Interview with Sergey Govorun
Russia Today: This was a historical event for the Orthodox Church, wasn't it?
S.G.: It's not just a re-unification of the two Churches. It's a healing of the memories. It's an overcoming of breaches and divisions that separated Russian society for many years. And this is the end of the epoch of political confrontation between the two parts of the Church. I'd say this in a sense is the end of a long period, when communism had this effect on Russian society.
RT: There are several Orthodox Church bodies that didn't accept this re-unification. Are they likely to be followed by others?
S.G.: Unfortunately, there were those splits in the ROCOR, and probably there will be some more. But what can be said for sure is that the majority of the Church is content with the decision of the high hierarchy of the Church to re-unite with the Moscow Patriarchate. Hopefully, those who hesitated to approve this step will see the results of this being together and change their mind.
RT: What exactly will happen in the Cathedral of Christ the Saviour after the signing ceremony?
S.G.: There will be a divine liturgy, which will seal the juridical act of re-unification in a sacral sense. You see, what “communion” means is not only a juridical merger but also a communion in Holy Mysteries, and this liturgy is the first served together by two Churches' hierarchies for such a long period. This will be the “real” unification in church terms.

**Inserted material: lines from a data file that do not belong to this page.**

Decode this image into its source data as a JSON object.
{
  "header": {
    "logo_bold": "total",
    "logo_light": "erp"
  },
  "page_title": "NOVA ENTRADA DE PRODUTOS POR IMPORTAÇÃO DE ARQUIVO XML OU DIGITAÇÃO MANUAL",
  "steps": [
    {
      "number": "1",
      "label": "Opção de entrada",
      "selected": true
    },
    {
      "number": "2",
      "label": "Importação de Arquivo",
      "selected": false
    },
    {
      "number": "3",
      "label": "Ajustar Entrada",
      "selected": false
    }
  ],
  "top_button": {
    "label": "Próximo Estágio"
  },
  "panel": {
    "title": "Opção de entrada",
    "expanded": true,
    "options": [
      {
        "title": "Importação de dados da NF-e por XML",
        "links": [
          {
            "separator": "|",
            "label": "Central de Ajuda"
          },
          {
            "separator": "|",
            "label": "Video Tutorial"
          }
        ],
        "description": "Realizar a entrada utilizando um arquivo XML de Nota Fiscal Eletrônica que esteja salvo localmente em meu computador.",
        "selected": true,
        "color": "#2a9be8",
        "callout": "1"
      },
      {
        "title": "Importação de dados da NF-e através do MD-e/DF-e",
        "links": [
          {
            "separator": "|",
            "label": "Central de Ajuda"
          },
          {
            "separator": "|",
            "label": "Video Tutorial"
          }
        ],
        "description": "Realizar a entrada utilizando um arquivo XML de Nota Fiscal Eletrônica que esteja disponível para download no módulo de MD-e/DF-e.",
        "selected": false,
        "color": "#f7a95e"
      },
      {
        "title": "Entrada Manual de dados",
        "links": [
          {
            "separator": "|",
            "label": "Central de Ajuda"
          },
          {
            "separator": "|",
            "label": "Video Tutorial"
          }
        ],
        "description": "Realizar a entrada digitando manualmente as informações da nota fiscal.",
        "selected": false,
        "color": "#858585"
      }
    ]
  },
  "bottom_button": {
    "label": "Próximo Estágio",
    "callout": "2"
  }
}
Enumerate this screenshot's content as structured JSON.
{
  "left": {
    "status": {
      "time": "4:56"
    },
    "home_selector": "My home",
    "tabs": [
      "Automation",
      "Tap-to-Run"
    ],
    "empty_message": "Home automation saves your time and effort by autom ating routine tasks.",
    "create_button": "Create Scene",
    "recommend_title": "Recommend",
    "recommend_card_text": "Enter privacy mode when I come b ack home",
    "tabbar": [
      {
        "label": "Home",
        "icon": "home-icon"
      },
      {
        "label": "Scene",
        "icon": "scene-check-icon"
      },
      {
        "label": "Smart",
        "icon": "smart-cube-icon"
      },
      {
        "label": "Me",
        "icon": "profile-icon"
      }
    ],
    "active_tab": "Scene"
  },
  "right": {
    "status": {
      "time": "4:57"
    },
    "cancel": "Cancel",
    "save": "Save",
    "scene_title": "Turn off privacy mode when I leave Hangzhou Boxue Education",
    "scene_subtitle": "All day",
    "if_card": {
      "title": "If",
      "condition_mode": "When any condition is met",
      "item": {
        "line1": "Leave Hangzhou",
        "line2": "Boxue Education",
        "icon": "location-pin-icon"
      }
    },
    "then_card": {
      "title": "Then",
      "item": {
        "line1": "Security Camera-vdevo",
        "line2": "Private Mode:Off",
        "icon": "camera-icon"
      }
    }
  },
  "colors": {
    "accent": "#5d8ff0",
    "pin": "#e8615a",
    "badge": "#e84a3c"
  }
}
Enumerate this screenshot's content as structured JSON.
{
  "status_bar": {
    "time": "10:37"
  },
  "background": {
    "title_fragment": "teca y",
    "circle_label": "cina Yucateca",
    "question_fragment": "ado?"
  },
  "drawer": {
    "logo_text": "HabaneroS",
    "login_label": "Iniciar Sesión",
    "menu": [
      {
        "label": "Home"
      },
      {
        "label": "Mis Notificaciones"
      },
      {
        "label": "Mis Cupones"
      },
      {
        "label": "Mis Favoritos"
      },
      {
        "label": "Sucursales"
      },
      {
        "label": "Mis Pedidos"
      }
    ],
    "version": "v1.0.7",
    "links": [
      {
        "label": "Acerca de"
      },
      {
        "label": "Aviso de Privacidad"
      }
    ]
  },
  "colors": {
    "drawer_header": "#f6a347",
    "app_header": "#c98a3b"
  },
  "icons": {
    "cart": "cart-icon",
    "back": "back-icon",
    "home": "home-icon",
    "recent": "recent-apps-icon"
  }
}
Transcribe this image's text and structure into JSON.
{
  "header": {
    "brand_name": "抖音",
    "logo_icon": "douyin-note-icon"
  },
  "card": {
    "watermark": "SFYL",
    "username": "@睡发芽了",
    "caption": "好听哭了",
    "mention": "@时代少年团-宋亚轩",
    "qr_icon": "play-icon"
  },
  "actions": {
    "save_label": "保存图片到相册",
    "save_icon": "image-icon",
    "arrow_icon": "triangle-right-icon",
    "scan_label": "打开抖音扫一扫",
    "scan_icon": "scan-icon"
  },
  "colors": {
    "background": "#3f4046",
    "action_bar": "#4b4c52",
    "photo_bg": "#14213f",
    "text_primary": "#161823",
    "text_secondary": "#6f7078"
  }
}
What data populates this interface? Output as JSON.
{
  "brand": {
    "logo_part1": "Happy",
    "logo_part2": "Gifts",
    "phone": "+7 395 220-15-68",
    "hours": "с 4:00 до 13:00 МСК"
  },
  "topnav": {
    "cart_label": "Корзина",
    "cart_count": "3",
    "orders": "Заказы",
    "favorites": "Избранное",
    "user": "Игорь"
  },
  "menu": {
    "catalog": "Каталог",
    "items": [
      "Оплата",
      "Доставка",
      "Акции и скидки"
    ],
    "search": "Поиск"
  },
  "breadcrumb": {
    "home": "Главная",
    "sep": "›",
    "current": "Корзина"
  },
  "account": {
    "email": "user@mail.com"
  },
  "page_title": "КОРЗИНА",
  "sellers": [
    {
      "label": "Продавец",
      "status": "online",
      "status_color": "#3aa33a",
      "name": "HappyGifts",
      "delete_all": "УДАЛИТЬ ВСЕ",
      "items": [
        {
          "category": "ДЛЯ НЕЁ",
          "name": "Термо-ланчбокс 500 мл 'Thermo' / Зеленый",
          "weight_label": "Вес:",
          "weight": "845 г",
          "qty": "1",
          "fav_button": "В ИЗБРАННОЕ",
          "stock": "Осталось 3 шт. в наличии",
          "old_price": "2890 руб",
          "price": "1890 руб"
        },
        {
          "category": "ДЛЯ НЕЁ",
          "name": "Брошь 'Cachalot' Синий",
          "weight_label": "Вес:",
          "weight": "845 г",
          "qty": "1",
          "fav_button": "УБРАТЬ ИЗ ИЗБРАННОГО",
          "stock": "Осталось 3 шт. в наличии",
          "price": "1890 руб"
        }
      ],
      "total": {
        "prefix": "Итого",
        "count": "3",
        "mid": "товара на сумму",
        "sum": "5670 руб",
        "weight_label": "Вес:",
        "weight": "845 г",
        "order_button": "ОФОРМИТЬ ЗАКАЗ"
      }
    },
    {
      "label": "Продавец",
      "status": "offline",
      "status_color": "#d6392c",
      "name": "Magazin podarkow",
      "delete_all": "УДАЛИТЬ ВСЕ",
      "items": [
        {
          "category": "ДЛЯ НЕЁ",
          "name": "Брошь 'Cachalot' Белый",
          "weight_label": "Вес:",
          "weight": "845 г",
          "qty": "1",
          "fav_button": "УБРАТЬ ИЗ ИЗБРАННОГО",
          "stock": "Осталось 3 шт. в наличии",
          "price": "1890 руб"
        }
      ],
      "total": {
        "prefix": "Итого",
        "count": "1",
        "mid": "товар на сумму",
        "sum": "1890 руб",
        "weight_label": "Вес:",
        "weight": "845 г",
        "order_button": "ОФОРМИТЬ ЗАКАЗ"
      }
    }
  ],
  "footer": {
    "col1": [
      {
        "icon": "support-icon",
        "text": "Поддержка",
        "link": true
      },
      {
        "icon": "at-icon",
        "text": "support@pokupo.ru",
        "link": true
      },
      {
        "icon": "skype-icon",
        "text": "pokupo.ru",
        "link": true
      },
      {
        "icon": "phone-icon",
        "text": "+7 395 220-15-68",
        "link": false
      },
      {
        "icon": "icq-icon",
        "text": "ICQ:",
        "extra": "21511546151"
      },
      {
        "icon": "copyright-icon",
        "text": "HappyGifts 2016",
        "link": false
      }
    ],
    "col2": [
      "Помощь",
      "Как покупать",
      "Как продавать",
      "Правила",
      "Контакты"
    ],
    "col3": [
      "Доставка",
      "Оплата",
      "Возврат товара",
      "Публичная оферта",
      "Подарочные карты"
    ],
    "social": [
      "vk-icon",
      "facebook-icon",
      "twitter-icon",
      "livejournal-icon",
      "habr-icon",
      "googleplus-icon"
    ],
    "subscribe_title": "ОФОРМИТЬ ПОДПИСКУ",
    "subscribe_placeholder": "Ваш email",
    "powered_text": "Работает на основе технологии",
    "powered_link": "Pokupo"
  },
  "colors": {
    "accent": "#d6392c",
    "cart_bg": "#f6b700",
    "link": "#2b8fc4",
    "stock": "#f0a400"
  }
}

RT: These events will not be limited to today's ceremony, is that right?
S.G.: That's right. There will be some events in Moscow, for example, on Saturday Metropolitan Laurus is going to attend the consecration of a church in Butovo dedicated to the martyrs of Russia. This church has been built anew and will be consecrated by Metropolitan Laurus and Partiarch Aleksy II together. The issue of new martyrs was very sensitive for the relations between the Churches, and recognition by the Russian Orthodox Church of many new martyrs as saints gave a good impulse to them. After that on Sunday, Metropolitan Laurus is going to co-celebrate a divine liturgy together with Partiarch Aleksy II in the Domishin Cathedral in Kremlin. After that he will leave for Kursk.
RT: We saw President Putting deliver a speech after the ceremony, and Partiarch Aleksy II gave the president an icon of the Holy Trinity. They have quite close relations, don't they?
S.G.: Close and personal relations, I'd say. Certainly, the Church in Russia is separated from the State, but it's not separated from the society, as the patriarch often says. The Church enjoys some help from the State, of course, but you should not overestimate this help.